Lydon was born in London and moved to his father’s native Wexford at nine. “It was an upheaval moving back,” he recalls, speaking by phone ahead of his Galway performance. “I went to the Christian Brothers school and I remember finding it quite intimidating - though it was a good school. I had to start learning Irish very quickly. It was a big change.”

It was while he was at secondary school that the acting bug first bit for Lydon when he appeared in a production of the Whitehall farce Dry Rot.

“I got a great buzz out of that and I had a feel this was something I could do,” he reveals. “After doing that I went down to the Wexford Theatre Workshop and asked if they needed anyone, which they didn’t at the time, but not long after they came back and asked me to be in a production of What The Butler Saw. They were quite cutting edge, they did stuff like Equus, Fire Raisers, Fool For Love - I was in all those. And I would be doing street theatre, etc, during the day and helping out around the place.”

It was at the theatre workshop that Lydon first met Billy Roche.

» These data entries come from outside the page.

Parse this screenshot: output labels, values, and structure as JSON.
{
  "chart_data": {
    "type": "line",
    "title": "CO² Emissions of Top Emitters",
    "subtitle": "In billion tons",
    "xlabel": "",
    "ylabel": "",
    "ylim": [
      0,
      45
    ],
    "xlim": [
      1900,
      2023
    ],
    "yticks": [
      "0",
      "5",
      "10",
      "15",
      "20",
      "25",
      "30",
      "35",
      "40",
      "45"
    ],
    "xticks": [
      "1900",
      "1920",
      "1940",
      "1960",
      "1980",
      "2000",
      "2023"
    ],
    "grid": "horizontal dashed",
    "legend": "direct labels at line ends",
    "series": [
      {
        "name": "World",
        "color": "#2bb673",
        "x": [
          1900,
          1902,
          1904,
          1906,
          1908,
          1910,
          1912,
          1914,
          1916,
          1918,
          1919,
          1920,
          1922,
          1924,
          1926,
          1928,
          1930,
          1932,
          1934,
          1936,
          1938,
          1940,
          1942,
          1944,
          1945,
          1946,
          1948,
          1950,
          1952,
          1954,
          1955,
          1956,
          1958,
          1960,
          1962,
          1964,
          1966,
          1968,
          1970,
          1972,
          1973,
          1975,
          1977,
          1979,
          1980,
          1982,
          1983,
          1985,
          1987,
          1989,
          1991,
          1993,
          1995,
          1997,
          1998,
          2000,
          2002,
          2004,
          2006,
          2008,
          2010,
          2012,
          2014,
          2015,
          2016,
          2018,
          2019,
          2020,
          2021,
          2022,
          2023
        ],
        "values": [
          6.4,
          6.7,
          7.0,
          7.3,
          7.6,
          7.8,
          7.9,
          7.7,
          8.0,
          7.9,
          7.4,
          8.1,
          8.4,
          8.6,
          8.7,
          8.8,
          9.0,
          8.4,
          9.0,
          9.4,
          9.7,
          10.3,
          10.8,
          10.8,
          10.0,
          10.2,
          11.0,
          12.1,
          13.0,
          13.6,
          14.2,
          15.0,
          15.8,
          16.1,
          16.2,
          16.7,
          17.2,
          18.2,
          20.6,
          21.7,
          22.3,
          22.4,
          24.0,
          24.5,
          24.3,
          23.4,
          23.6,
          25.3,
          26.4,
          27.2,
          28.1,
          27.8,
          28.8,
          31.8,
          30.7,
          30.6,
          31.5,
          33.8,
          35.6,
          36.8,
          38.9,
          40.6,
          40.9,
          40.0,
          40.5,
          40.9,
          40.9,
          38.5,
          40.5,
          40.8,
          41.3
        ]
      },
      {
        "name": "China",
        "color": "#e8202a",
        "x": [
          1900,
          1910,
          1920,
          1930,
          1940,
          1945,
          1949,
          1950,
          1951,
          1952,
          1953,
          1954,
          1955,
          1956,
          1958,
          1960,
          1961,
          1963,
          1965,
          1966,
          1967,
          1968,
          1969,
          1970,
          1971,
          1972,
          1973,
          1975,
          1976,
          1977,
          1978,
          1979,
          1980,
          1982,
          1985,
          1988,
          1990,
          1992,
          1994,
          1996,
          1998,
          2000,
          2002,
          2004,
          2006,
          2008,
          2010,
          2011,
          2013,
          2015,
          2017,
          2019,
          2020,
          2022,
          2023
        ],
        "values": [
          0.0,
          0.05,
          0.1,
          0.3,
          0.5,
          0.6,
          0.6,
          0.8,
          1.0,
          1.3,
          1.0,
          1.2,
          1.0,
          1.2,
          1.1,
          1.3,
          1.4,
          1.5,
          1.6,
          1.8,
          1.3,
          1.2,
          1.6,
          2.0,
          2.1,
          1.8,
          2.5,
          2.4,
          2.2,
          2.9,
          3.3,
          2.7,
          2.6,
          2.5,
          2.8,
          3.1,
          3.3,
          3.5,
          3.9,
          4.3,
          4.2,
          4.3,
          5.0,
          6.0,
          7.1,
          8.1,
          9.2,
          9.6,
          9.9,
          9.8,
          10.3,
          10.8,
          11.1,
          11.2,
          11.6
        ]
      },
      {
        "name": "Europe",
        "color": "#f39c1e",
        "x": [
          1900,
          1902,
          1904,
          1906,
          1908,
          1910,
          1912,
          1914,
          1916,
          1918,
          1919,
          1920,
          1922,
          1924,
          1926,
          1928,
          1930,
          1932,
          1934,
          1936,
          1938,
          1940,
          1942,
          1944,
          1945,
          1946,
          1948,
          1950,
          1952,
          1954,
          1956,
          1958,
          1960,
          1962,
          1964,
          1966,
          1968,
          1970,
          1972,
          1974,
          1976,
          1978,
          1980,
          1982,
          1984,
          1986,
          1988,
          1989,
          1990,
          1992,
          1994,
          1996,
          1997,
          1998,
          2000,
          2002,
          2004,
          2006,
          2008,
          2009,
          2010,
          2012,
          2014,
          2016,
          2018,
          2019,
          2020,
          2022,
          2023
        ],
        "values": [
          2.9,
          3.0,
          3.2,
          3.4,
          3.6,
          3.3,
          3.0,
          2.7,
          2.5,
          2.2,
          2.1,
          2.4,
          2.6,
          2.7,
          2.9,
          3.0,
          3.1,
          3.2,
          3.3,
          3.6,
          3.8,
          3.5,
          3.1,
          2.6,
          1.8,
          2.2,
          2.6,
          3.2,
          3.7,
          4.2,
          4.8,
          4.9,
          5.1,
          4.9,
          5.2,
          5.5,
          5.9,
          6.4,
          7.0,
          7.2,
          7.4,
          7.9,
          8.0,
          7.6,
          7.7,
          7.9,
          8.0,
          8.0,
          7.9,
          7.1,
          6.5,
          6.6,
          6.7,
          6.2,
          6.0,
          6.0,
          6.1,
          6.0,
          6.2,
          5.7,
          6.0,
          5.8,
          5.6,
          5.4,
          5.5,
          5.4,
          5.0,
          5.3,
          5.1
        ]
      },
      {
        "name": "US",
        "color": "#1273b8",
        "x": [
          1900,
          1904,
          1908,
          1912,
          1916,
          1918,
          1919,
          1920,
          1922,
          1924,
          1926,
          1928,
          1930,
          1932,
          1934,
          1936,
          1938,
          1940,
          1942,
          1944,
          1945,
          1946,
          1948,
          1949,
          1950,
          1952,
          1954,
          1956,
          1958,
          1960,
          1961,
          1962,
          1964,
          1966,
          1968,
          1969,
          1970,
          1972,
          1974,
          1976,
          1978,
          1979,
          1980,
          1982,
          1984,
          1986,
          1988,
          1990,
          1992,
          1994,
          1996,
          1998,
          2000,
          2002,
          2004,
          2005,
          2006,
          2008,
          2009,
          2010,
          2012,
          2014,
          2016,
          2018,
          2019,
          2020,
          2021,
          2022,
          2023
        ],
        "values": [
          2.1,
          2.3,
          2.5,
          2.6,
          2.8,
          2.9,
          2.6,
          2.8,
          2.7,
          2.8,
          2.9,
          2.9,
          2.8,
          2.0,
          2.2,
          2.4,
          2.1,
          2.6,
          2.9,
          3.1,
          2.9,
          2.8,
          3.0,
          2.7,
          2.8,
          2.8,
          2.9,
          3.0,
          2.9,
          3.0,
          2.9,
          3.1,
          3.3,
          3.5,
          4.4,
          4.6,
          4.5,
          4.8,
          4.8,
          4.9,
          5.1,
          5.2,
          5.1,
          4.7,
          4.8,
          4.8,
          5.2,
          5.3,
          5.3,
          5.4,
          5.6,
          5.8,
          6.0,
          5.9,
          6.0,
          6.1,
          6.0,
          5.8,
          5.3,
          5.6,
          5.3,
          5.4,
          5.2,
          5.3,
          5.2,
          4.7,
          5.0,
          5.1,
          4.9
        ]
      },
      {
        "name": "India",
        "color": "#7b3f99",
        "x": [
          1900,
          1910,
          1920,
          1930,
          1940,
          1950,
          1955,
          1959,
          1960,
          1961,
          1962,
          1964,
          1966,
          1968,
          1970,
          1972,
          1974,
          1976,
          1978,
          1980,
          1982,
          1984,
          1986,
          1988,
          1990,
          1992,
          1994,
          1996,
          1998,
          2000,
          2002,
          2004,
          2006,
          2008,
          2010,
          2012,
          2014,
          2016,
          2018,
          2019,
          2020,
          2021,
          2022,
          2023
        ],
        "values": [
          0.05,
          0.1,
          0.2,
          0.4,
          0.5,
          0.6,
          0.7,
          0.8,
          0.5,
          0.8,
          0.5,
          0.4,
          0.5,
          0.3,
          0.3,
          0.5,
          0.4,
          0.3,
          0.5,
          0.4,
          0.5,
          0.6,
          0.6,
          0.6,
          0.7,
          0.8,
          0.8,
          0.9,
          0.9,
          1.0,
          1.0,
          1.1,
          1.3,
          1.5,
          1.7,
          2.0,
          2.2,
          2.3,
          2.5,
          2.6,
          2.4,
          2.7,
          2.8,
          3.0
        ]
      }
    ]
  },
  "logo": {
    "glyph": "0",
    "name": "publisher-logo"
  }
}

“We used to have various budding writers around the place and Billy was one of those,” he says. “He dropped in with a play he had written, he had just recently left his group the Roche band and was getting more into writing. So I got a part in the play.

His play was put on by Patrick Sutton in Wexford Arts Centre and then it was put on at the Bush in London. The director Robin Lefevre came over to Dublin to cast the play and I got the part for the run at the Bush, so Billy and his play was my ticket into the world of professional theatre.”

Roche’s three plays at the Bush - A Handful Of Stars (1988 ), Poor Beast In The Rain (1989 ), and, Belfry (1991 ) not only established his reputation as a major playwright but paved the way for the wave of Irish plays which would feature strongly on the London stage over the next decade.

Lydon appeared in all three of those landmark Bush productions. “They were three massive hits,” he recalls. “Billy was a big thing in London then. You did have a sense of something special at the time, and they were brilliantly directed by Robin Lefevre who had a very good affinity with Billy.”

Lydon also has a strong affinity with Roche, having appeared in so many of his plays since that initial meeting at the Theatre Workshop.

“I get on well with Billy, and being from Wexford gives an authenticity to my work with him,” he notes. “I know the accent and the territory and I get the humour of them. Because the plays are about my hometown that gives me that extra degree of passion for them.”

How would Lydon describe Matty Larkin, the character he plays in One Is Not A Number?

“I think he is darker than most of Billy’s characters,” the actor observes. “ He’s funny but there’s a darkness underneath, he’s a kind of wounded animal. He’s almost stalking this woman, Imelda, he has an unhealthy obsession with her. The way he has been treated by society and family have made him nasty in some ways, or some people would see him that way perhaps - I don’t!”

Tickets are available from the Town Hall on 091 - 569777.